SIMON: The idea of high-risk pools is that they have the effect of lowering premiums for everybody across the board. Does that follow, do you think?
BURT: You know, that's a very difficult question to answer because there's such variability, both in the state of the market in the individual states as well as the design and the effectiveness of the pool within each state.
SIMON: I mean, if it hadn't been said already, I'm tempted to say I never knew health care could be so complicated (laughter).
BURT: Yeah. I think that's one thing that a lot of folks are really finding out.
SIMON: Does it suggest to you, though, at the same time that this is so complicated and so dense it really is difficult for even well-informed people to figure out what's best for them and their family?
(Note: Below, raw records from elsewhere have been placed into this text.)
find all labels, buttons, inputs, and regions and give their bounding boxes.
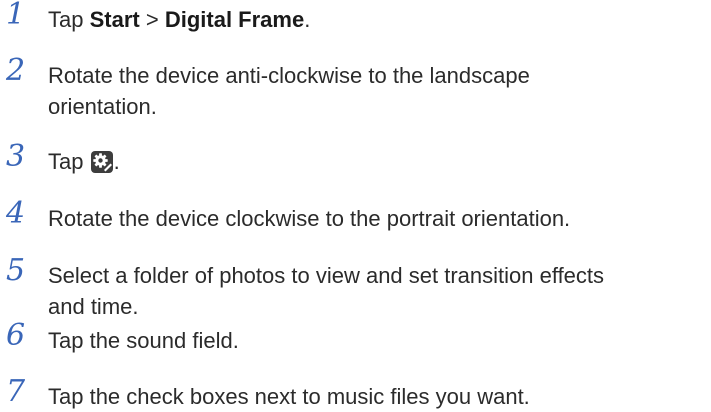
settings-gear-icon: [90, 150, 113, 173]
digital-frame-label: Digital Frame: [164, 7, 305, 32]
step-number: 5: [6, 253, 26, 288]
step-text: Rotate the device clockwise to the portr…: [48, 206, 571, 231]
sentence-end: .: [304, 7, 311, 32]
menu-separator: >: [145, 7, 159, 32]
tap-word: Tap: [48, 7, 84, 32]
step-number: 6: [6, 318, 26, 353]
step-text: Tap .: [48, 146, 698, 177]
step-text-line-1: Rotate the device anti-clockwise to the …: [48, 63, 530, 88]
step-text-line-2: orientation.: [48, 94, 157, 119]
step-number: 1: [6, 0, 26, 32]
instruction-steps: 1 Tap Start > Digital Frame. 2 Rotate th…: [0, 0, 711, 412]
tap-word: Tap: [48, 149, 84, 174]
step-text: Tap the check boxes next to music files …: [48, 384, 530, 409]
step-text: Tap the sound field.: [48, 328, 239, 353]
step-text: Select a folder of photos to view and se…: [48, 260, 698, 322]
step-text: Rotate the device anti-clockwise to the …: [48, 60, 698, 122]
sentence-end: .: [113, 149, 120, 174]
step-number: 2: [6, 53, 26, 88]
step-text: Tap Start > Digital Frame.: [48, 4, 698, 35]
step-number: 7: [6, 374, 26, 409]
step-text-line-1: Select a folder of photos to view and se…: [48, 263, 605, 288]
step-number: 3: [6, 139, 26, 174]
step-number: 4: [6, 196, 26, 231]
start-label: Start: [89, 7, 140, 32]
step-text-line-2: and time.: [48, 294, 139, 319]
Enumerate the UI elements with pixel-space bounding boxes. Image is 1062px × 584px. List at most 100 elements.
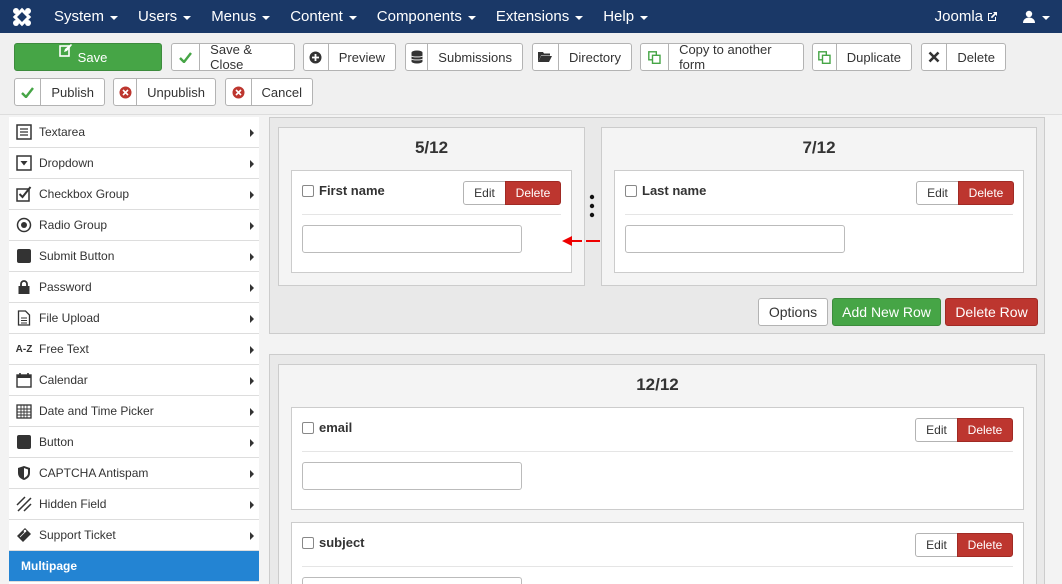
cancel-button[interactable]: Cancel bbox=[225, 78, 313, 106]
field-first-name[interactable]: First name Edit Delete bbox=[291, 170, 572, 273]
delete-button[interactable]: Delete bbox=[921, 43, 1006, 71]
copy-to-form-button[interactable]: Copy to another form bbox=[640, 42, 804, 72]
x-circle-icon bbox=[226, 79, 252, 105]
duplicate-label: Duplicate bbox=[846, 49, 901, 65]
caret-down-icon bbox=[575, 15, 584, 20]
edit-button[interactable]: Edit bbox=[916, 181, 959, 205]
field-name: email bbox=[319, 420, 353, 435]
caret-down-icon bbox=[183, 15, 192, 20]
x-circle-icon bbox=[114, 79, 138, 105]
sidebar-item-hidden-field[interactable]: Hidden Field bbox=[9, 489, 259, 520]
lock-icon bbox=[15, 278, 33, 296]
column-resize-handle[interactable] bbox=[589, 194, 595, 222]
sidebar-item-password[interactable]: Password bbox=[9, 272, 259, 303]
field-label: Last name bbox=[625, 183, 706, 198]
field-checkbox[interactable] bbox=[302, 421, 314, 434]
sidebar-item-radio-group[interactable]: Radio Group bbox=[9, 210, 259, 241]
sidebar-item-date-time-picker[interactable]: Date and Time Picker bbox=[9, 396, 259, 427]
sidebar-item-textarea[interactable]: Textarea bbox=[9, 117, 259, 148]
edit-button[interactable]: Edit bbox=[915, 418, 958, 442]
preview-button[interactable]: Preview bbox=[303, 43, 396, 71]
publish-label: Publish bbox=[51, 84, 94, 100]
menu-menus[interactable]: Menus bbox=[201, 0, 280, 33]
sidebar-item-label: Multipage bbox=[21, 559, 77, 573]
edit-button[interactable]: Edit bbox=[463, 181, 506, 205]
radio-icon bbox=[15, 216, 33, 234]
menu-content[interactable]: Content bbox=[280, 0, 367, 33]
shield-icon bbox=[15, 464, 33, 482]
field-checkbox[interactable] bbox=[625, 184, 637, 197]
caret-down-icon bbox=[110, 15, 119, 20]
caret-down-icon bbox=[262, 15, 271, 20]
submissions-button[interactable]: Submissions bbox=[405, 43, 523, 71]
duplicate-button[interactable]: Duplicate bbox=[812, 43, 912, 71]
sidebar-item-label: Date and Time Picker bbox=[39, 404, 154, 418]
sidebar-item-checkbox-group[interactable]: Checkbox Group bbox=[9, 179, 259, 210]
divider bbox=[625, 214, 1013, 215]
delete-field-button[interactable]: Delete bbox=[957, 418, 1013, 442]
first-name-input[interactable] bbox=[302, 225, 522, 253]
close-icon bbox=[922, 44, 948, 70]
last-name-input[interactable] bbox=[625, 225, 845, 253]
caret-down-icon bbox=[640, 15, 649, 20]
sidebar-item-support-ticket[interactable]: Support Ticket bbox=[9, 520, 259, 551]
menu-label: Users bbox=[138, 8, 178, 25]
divider bbox=[302, 451, 1013, 452]
copy-icon bbox=[641, 44, 670, 70]
sidebar-item-submit-button[interactable]: Submit Button bbox=[9, 241, 259, 272]
menu-label: Help bbox=[603, 8, 635, 25]
dropdown-icon bbox=[15, 154, 33, 172]
field-checkbox[interactable] bbox=[302, 536, 314, 549]
menu-extensions[interactable]: Extensions bbox=[486, 0, 593, 33]
nav-right: Joomla bbox=[923, 0, 1062, 33]
sidebar-item-file-upload[interactable]: File Upload bbox=[9, 303, 259, 334]
field-label: subject bbox=[302, 535, 365, 550]
field-last-name[interactable]: Last name Edit Delete bbox=[614, 170, 1024, 273]
delete-field-button[interactable]: Delete bbox=[957, 533, 1013, 557]
menu-help[interactable]: Help bbox=[593, 0, 658, 33]
sidebar-item-calendar[interactable]: Calendar bbox=[9, 365, 259, 396]
menu-label: Content bbox=[290, 8, 343, 25]
sidebar-item-captcha[interactable]: CAPTCHA Antispam bbox=[9, 458, 259, 489]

BURT: Yes. I mean, I think that's a fair statement, but that's an area where the states can step in, where the regulators of the insurance markets in the state can require certain disclosures from companies, can require plain language to make it easier and understandable for folks to really understand what the impact could be on them depending on their health status, health care needs, all of those factors.
SIMON: Let me put you on the spot a bit, Mr. Burt. Is this a good bill?
BURT: I can't honestly say (laughter) and I know that's a little bit of a cop out. But the reason why that is is because it puts an awful lot of the onus, if not the majority of it, back upon the states to figure out how to best use the funding available. And then what are they going to do to help their own populations? But I think, again, it's really a state-by-state question as to how creative state legislators and others are going to be and what kind of solutions they can arrive at that will really serve their citizens.
SIMON: Is there one best-guaranteed way to lower premiums to narrow the amount of coverage of it?
BURT: There needs to be a balancing act. Certainly, paring down benefits would potentially or at least arguably lower costs. But where does that leave the citizens of the state or the citizens of our country that need certain types of care that maybe isn't going to be covered anymore?
SIMON: Ryan Burt, an attorney in St. Paul, Minn. Thanks so much for being with us, Mr. Burt.